Beberapa hari yang akan datang, ia akan meluncur ke amerika demi sang ayah. Biaya untuk itu telah ia siapkan jauh-jauh hari. Baginya, lelah yang ia jalani selama ini akan membuahkan hasil yang memuaskan.
***
"Jika aku tahu bahwa di dalam pesawat sedingin ini, pasti aku memilih untuk berjalan kaki". Bibir aril memutih karna kedinginan. Hal itu, benar-benar membuatnya membeku.
"Permisi kakak". Seorang ibu bertubuh besar duduk di samping aril dengan membawa tas yang sama besarnya dengan tubuh ibu tersebut.Aril hanya mengembuskan nafas kesal. Baginya, menaiki pesawat kali ini adalah pengalaman yang amat menyebalkan. Aril memilih untuk memasang secuil kapas di telinganya dan berfoya-foya di alam mimpi.
Sesampainya di amerika, ia bersegera untuk menghubungi sang ayah.
"Nomor yang anda tuju sedang tidak aktif. Hubungi nomor ini sesaat lagi".
"Ayah.....!". Lirih kesal aril setelah mendengar pernyataan operator.Ia tak mempunyai pilihan lain selain berjalan kaki menuruti keyakinan hatinya. Keresahan pun membanjiri pikiran dan hatinya ketika senja mulai menyapa.
"Huft...bagaimana ini?" Kata-kata kebingungan mulai keluar dari mulut mungilnya.

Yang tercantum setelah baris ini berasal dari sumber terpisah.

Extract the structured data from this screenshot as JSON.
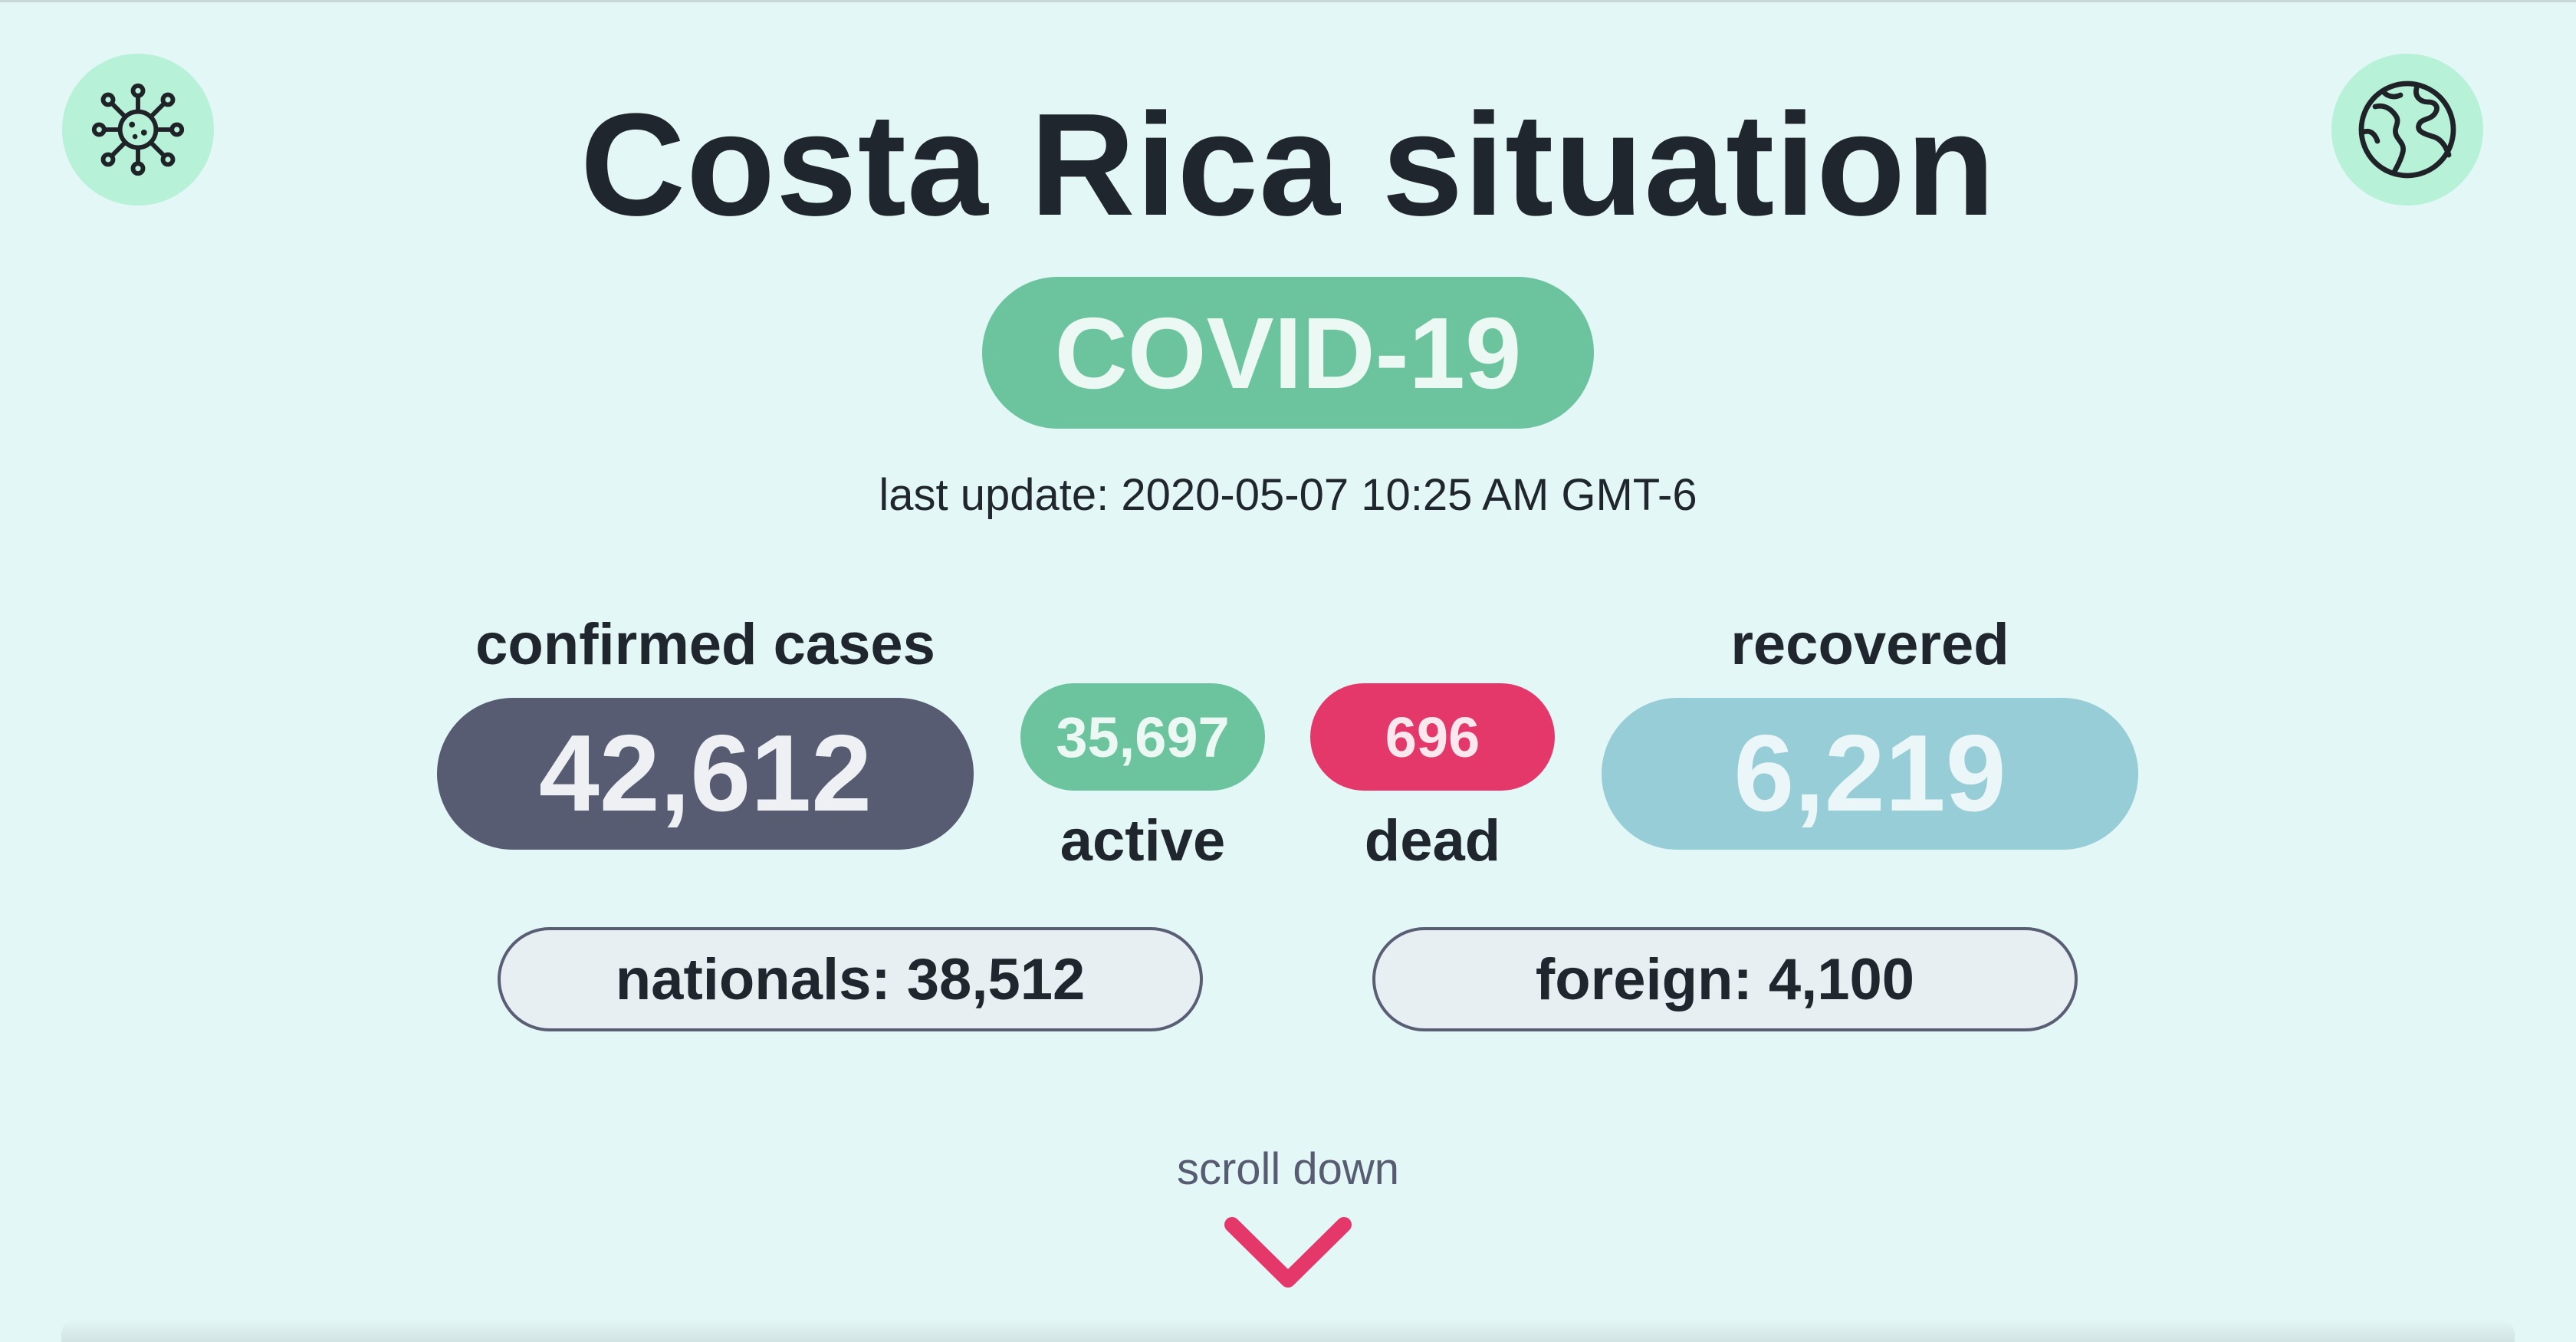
{
  "header": {
    "title": "Costa Rica situation",
    "badge": "COVID-19",
    "last_update_label": "last update:",
    "last_update_value": "2020-05-07 10:25 AM GMT-6"
  },
  "icons": {
    "left": "virus-icon",
    "right": "globe-icon"
  },
  "stats": {
    "confirmed": {
      "label": "confirmed cases",
      "value": "42,612"
    },
    "active": {
      "label": "active",
      "value": "35,697"
    },
    "dead": {
      "label": "dead",
      "value": "696"
    },
    "recovered": {
      "label": "recovered",
      "value": "6,219"
    }
  },
  "breakdown": {
    "nationals": "nationals: 38,512",
    "foreign": "foreign: 4,100"
  },
  "scroll": {
    "label": "scroll down"
  },
  "colors": {
    "background": "#e3f7f6",
    "accent_green": "#6cc49f",
    "confirmed": "#585c73",
    "dead": "#e4386a",
    "recovered": "#96cdd7",
    "icon_circle": "#b6f1d8"
  }
}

"Seharusnya sebelum datang kemari aku menanyakan alamat ayah terlebih dahulu". Lanjutnya.Tugas mentari kini diganti oleh sang surya malam. Lelah adalah salah satu hal yang dirasa oleh aril. Tak lama kemudian, ia memasuki kedai kopi dan segera memesan minuman.
Tempat duduk yang diletakkan di pojok menjadi pusat perhatiannya.

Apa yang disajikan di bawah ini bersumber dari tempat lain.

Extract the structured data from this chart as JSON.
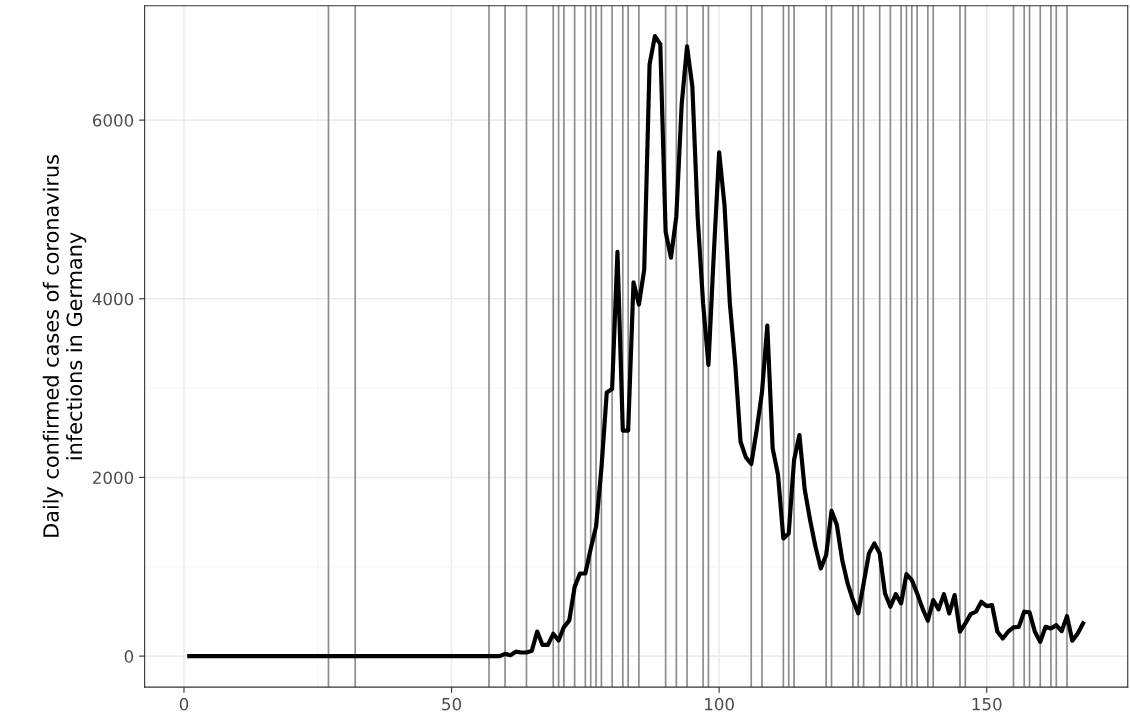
{
  "chart_data": {
    "type": "line",
    "ylabel": "Daily confirmed cases of coronavirus\ninfections in Germany",
    "xlim": [
      -7.35,
      176.35
    ],
    "ylim": [
      -347,
      7280
    ],
    "xticks": [
      0,
      50,
      100,
      150
    ],
    "yticks": [
      0,
      2000,
      4000,
      6000
    ],
    "grid": true,
    "marker": "none",
    "line_style": "solid",
    "series": [
      {
        "color": "#000000",
        "x": [
          1,
          27,
          32,
          45,
          56,
          58,
          59,
          60,
          61,
          62,
          63,
          64,
          65,
          66,
          67,
          68,
          69,
          70,
          71,
          72,
          73,
          74,
          75,
          76,
          77,
          78,
          79,
          80,
          81,
          82,
          83,
          84,
          85,
          86,
          87,
          88,
          89,
          90,
          91,
          92,
          93,
          94,
          95,
          96,
          97,
          98,
          99,
          100,
          101,
          102,
          103,
          104,
          105,
          106,
          107,
          108,
          109,
          110,
          111,
          112,
          113,
          114,
          115,
          116,
          117,
          118,
          119,
          120,
          121,
          122,
          123,
          124,
          125,
          126,
          127,
          128,
          129,
          130,
          131,
          132,
          133,
          134,
          135,
          136,
          137,
          138,
          139,
          140,
          141,
          142,
          143,
          144,
          145,
          146,
          147,
          148,
          149,
          150,
          151,
          152,
          153,
          154,
          155,
          156,
          157,
          158,
          159,
          160,
          161,
          162,
          163,
          164,
          165,
          166,
          167,
          168
        ],
        "values": [
          0,
          0,
          0,
          0,
          0,
          0,
          0,
          25,
          10,
          50,
          40,
          40,
          60,
          275,
          125,
          125,
          250,
          175,
          325,
          400,
          775,
          925,
          925,
          1200,
          1450,
          2100,
          2950,
          2990,
          4525,
          2525,
          2525,
          4185,
          3935,
          4325,
          6625,
          6940,
          6850,
          4750,
          4460,
          4925,
          6175,
          6825,
          6375,
          4900,
          3950,
          3260,
          4500,
          5640,
          5050,
          3950,
          3275,
          2400,
          2225,
          2150,
          2525,
          2950,
          3700,
          2325,
          2030,
          1318,
          1374,
          2195,
          2475,
          1860,
          1523,
          1224,
          982,
          1131,
          1627,
          1467,
          1075,
          814,
          627,
          478,
          814,
          1150,
          1262,
          1150,
          702,
          552,
          694,
          590,
          918,
          851,
          702,
          534,
          396,
          627,
          523,
          694,
          478,
          683,
          273,
          366,
          470,
          497,
          608,
          560,
          571,
          273,
          198,
          273,
          321,
          328,
          497,
          489,
          273,
          160,
          328,
          310,
          347,
          280,
          448,
          172,
          254,
          366
        ]
      }
    ],
    "ref_lines": [
      {
        "axis": "x",
        "value": 27,
        "color": "#8c8c8c"
      },
      {
        "axis": "x",
        "value": 32,
        "color": "#8c8c8c"
      },
      {
        "axis": "x",
        "value": 57,
        "color": "#8c8c8c"
      },
      {
        "axis": "x",
        "value": 60,
        "color": "#8c8c8c"
      },
      {
        "axis": "x",
        "value": 64,
        "color": "#8c8c8c"
      },
      {
        "axis": "x",
        "value": 69,
        "color": "#8c8c8c"
      },
      {
        "axis": "x",
        "value": 70,
        "color": "#8c8c8c"
      },
      {
        "axis": "x",
        "value": 71,
        "color": "#8c8c8c"
      },
      {
        "axis": "x",
        "value": 73,
        "color": "#8c8c8c"
      },
      {
        "axis": "x",
        "value": 75,
        "color": "#8c8c8c"
      },
      {
        "axis": "x",
        "value": 76,
        "color": "#8c8c8c"
      },
      {
        "axis": "x",
        "value": 77,
        "color": "#8c8c8c"
      },
      {
        "axis": "x",
        "value": 78,
        "color": "#8c8c8c"
      },
      {
        "axis": "x",
        "value": 80,
        "color": "#8c8c8c"
      },
      {
        "axis": "x",
        "value": 82,
        "color": "#8c8c8c"
      },
      {
        "axis": "x",
        "value": 83,
        "color": "#8c8c8c"
      },
      {
        "axis": "x",
        "value": 85,
        "color": "#8c8c8c"
      },
      {
        "axis": "x",
        "value": 90,
        "color": "#8c8c8c"
      },
      {
        "axis": "x",
        "value": 92,
        "color": "#8c8c8c"
      },
      {
        "axis": "x",
        "value": 94,
        "color": "#8c8c8c"
      },
      {
        "axis": "x",
        "value": 97,
        "color": "#8c8c8c"
      },
      {
        "axis": "x",
        "value": 98,
        "color": "#8c8c8c"
      },
      {
        "axis": "x",
        "value": 106,
        "color": "#8c8c8c"
      },
      {
        "axis": "x",
        "value": 108,
        "color": "#8c8c8c"
      },
      {
        "axis": "x",
        "value": 112,
        "color": "#8c8c8c"
      },
      {
        "axis": "x",
        "value": 113,
        "color": "#8c8c8c"
      },
      {
        "axis": "x",
        "value": 114,
        "color": "#8c8c8c"
      },
      {
        "axis": "x",
        "value": 120,
        "color": "#8c8c8c"
      },
      {
        "axis": "x",
        "value": 121,
        "color": "#8c8c8c"
      },
      {
        "axis": "x",
        "value": 125,
        "color": "#8c8c8c"
      },
      {
        "axis": "x",
        "value": 126,
        "color": "#8c8c8c"
      },
      {
        "axis": "x",
        "value": 127,
        "color": "#8c8c8c"
      },
      {
        "axis": "x",
        "value": 130,
        "color": "#8c8c8c"
      },
      {
        "axis": "x",
        "value": 132,
        "color": "#8c8c8c"
      },
      {
        "axis": "x",
        "value": 134,
        "color": "#8c8c8c"
      },
      {
        "axis": "x",
        "value": 135,
        "color": "#8c8c8c"
      },
      {
        "axis": "x",
        "value": 136,
        "color": "#8c8c8c"
      },
      {
        "axis": "x",
        "value": 137,
        "color": "#8c8c8c"
      },
      {
        "axis": "x",
        "value": 139,
        "color": "#8c8c8c"
      },
      {
        "axis": "x",
        "value": 140,
        "color": "#8c8c8c"
      },
      {
        "axis": "x",
        "value": 145,
        "color": "#8c8c8c"
      },
      {
        "axis": "x",
        "value": 146,
        "color": "#8c8c8c"
      },
      {
        "axis": "x",
        "value": 155,
        "color": "#8c8c8c"
      },
      {
        "axis": "x",
        "value": 157,
        "color": "#8c8c8c"
      },
      {
        "axis": "x",
        "value": 158,
        "color": "#8c8c8c"
      },
      {
        "axis": "x",
        "value": 160,
        "color": "#8c8c8c"
      },
      {
        "axis": "x",
        "value": 162,
        "color": "#8c8c8c"
      },
      {
        "axis": "x",
        "value": 163,
        "color": "#8c8c8c"
      },
      {
        "axis": "x",
        "value": 165,
        "color": "#8c8c8c"
      }
    ]
  }
}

"Huft....Hari yang melelahkan".Tulang rusuk yang masih tegap ia sandarkan di badan kursi.Tak sengaja bola matanya tertuju pada seorang laki-laki yang terlihat menua. Beliau sedang melayani 2 orang laki-laki yang duduk di barisan depan. Dan ternyata ia amat mengenalnya.
"Ayah...!" Ia menghampiri sang ayah yang ia cinta.Sang ayah pun menoleh lalu menatapnya tajam. Seolah bukan siapa-siapa. Dan parahnya, semua mata tertuju padanya dengan tatapan keheranan.

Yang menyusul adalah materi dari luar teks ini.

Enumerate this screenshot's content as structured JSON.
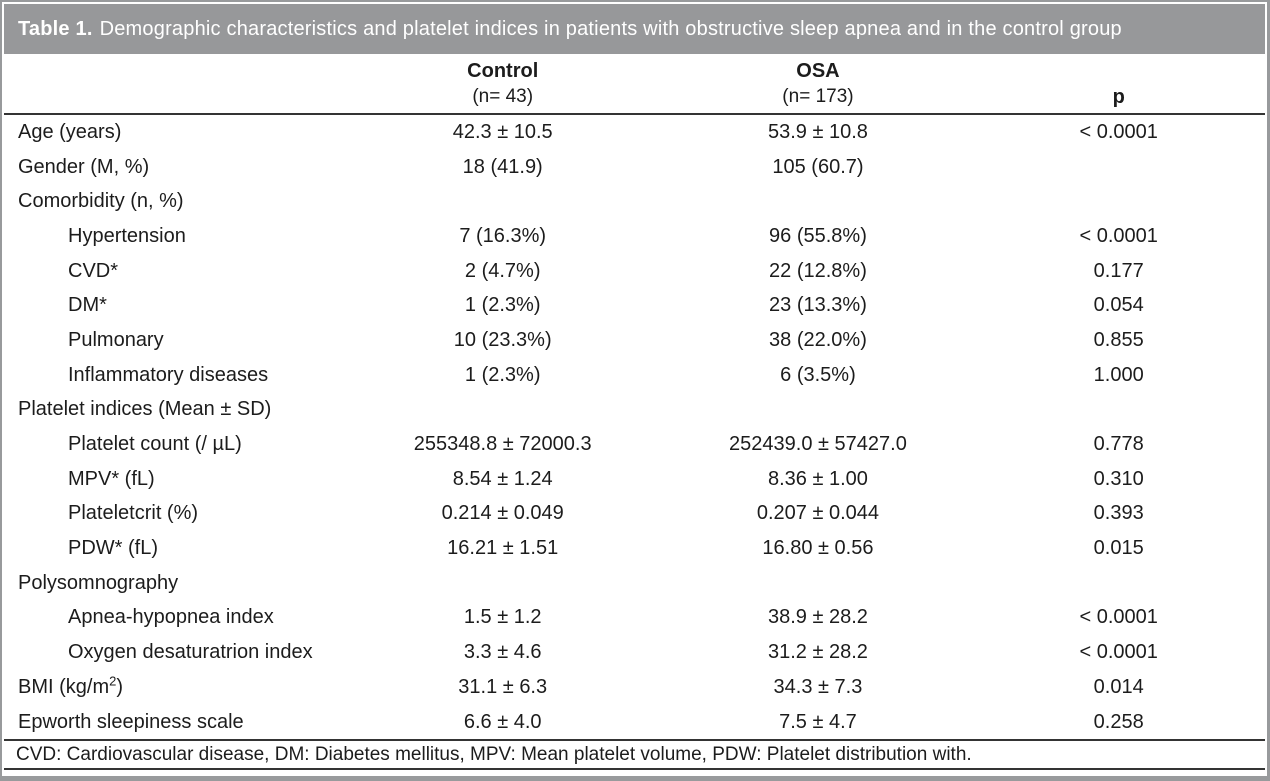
{
  "table": {
    "title_prefix": "Table 1.",
    "title_text": "Demographic characteristics and platelet indices in patients with obstructive sleep apnea and in the control group",
    "columns": {
      "label_header": "",
      "control_title": "Control",
      "control_sub": "(n= 43)",
      "osa_title": "OSA",
      "osa_sub": "(n= 173)",
      "p_title": "p"
    },
    "rows": [
      {
        "label": "Age (years)",
        "indent": false,
        "control": "42.3 ± 10.5",
        "osa": "53.9 ± 10.8",
        "p": "< 0.0001"
      },
      {
        "label": "Gender (M, %)",
        "indent": false,
        "control": "18 (41.9)",
        "osa": "105 (60.7)",
        "p": ""
      },
      {
        "label": "Comorbidity (n, %)",
        "indent": false,
        "control": "",
        "osa": "",
        "p": ""
      },
      {
        "label": "Hypertension",
        "indent": true,
        "control": "7 (16.3%)",
        "osa": "96 (55.8%)",
        "p": "< 0.0001"
      },
      {
        "label": "CVD*",
        "indent": true,
        "control": "2 (4.7%)",
        "osa": "22 (12.8%)",
        "p": "0.177"
      },
      {
        "label": "DM*",
        "indent": true,
        "control": "1 (2.3%)",
        "osa": "23 (13.3%)",
        "p": "0.054"
      },
      {
        "label": "Pulmonary",
        "indent": true,
        "control": "10 (23.3%)",
        "osa": "38 (22.0%)",
        "p": "0.855"
      },
      {
        "label": "Inflammatory diseases",
        "indent": true,
        "control": "1 (2.3%)",
        "osa": "6 (3.5%)",
        "p": "1.000"
      },
      {
        "label": "Platelet indices (Mean ± SD)",
        "indent": false,
        "control": "",
        "osa": "",
        "p": ""
      },
      {
        "label": "Platelet count (/ µL)",
        "indent": true,
        "control": "255348.8 ± 72000.3",
        "osa": "252439.0 ± 57427.0",
        "p": "0.778"
      },
      {
        "label": "MPV* (fL)",
        "indent": true,
        "control": "8.54 ± 1.24",
        "osa": "8.36 ± 1.00",
        "p": "0.310"
      },
      {
        "label": "Plateletcrit (%)",
        "indent": true,
        "control": "0.214 ± 0.049",
        "osa": "0.207 ± 0.044",
        "p": "0.393"
      },
      {
        "label": "PDW* (fL)",
        "indent": true,
        "control": "16.21 ± 1.51",
        "osa": "16.80 ± 0.56",
        "p": "0.015"
      },
      {
        "label": "Polysomnography",
        "indent": false,
        "control": "",
        "osa": "",
        "p": ""
      },
      {
        "label": "Apnea-hypopnea index",
        "indent": true,
        "control": "1.5 ± 1.2",
        "osa": "38.9 ± 28.2",
        "p": "< 0.0001"
      },
      {
        "label": "Oxygen desaturatrion index",
        "indent": true,
        "control": "3.3 ± 4.6",
        "osa": "31.2 ± 28.2",
        "p": "< 0.0001"
      },
      {
        "label": "BMI (kg/m^{2})",
        "indent": false,
        "control": "31.1 ± 6.3",
        "osa": "34.3 ± 7.3",
        "p": "0.014"
      },
      {
        "label": "Epworth sleepiness scale",
        "indent": false,
        "control": "6.6 ± 4.0",
        "osa": "7.5 ± 4.7",
        "p": "0.258"
      }
    ],
    "footnote": "CVD: Cardiovascular disease, DM: Diabetes mellitus, MPV: Mean platelet volume, PDW: Platelet distribution with."
  },
  "colors": {
    "title_bar": "#97989a",
    "frame": "#989a9c",
    "rule": "#343434",
    "text": "#1c1c1c",
    "title_text": "#ffffff"
  }
}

"Ayah...." Lirihnya semakin membuat mata sang ayah memerah.Tiba-tiba ayah mendorong dan mengobrak-abrik koper yang aril bawa.
"Dimana uang yang kau bawa????" Perilaku ayah yang demikian benar-benar membuatnya hancur. Semua harapan gugur di hadapannya.
"Ayah...apa yang kau lakukan?" Sang ayah mengipatkan tangan aril yang menyentuh tangannnya.
"Dengarkan aku! Aku membutuhkan uang sekarang! Dan betapa bodohnya engkau yang percaya begitu saja dengan ucapanku ini".Ayah pun meninggalkan aril setelah mendapat uang yang ia inginkan. Kebohongan itu, menjatuhkan harga diri aril di hadapan semua orang meskipun mereka tak paham bahasa yang dikatakan. Terlalu percaya terhadap orang tua apakah itu suatu kesalahan?
Orang-orang hanya menatap prihatin. Mereka tak sepenuhnya paham akan hal yang terjadi.
"Hello baby..." Seorang pemabuk laki-laki menghampiri aril yang tengah bersimpuh di hadapan barang-barang yang berserakan.
Ia menatapnya jijik. Dengan segera ia mengemasi barang-barangnya yang berserakan.
Tangan pemabuk itu tiba-tiba mengambil sebotol permen kesukaan aril. Karna kesal, aril mengambil tas kecilnya untuk memukul pemabuk itu. Namun, seorang laki-laki menghentikan tangannya.
"Apa yang akan kau lakukan?".
"K..au.... me.nger...ti ba..hasa.....ku...?" Tanya aril keheranan. Laki-laki itu hanya mengangguk sebagai jawaban.Tak lama kemudian laki-laki itu membawa pergi pemabuk keluar kafe.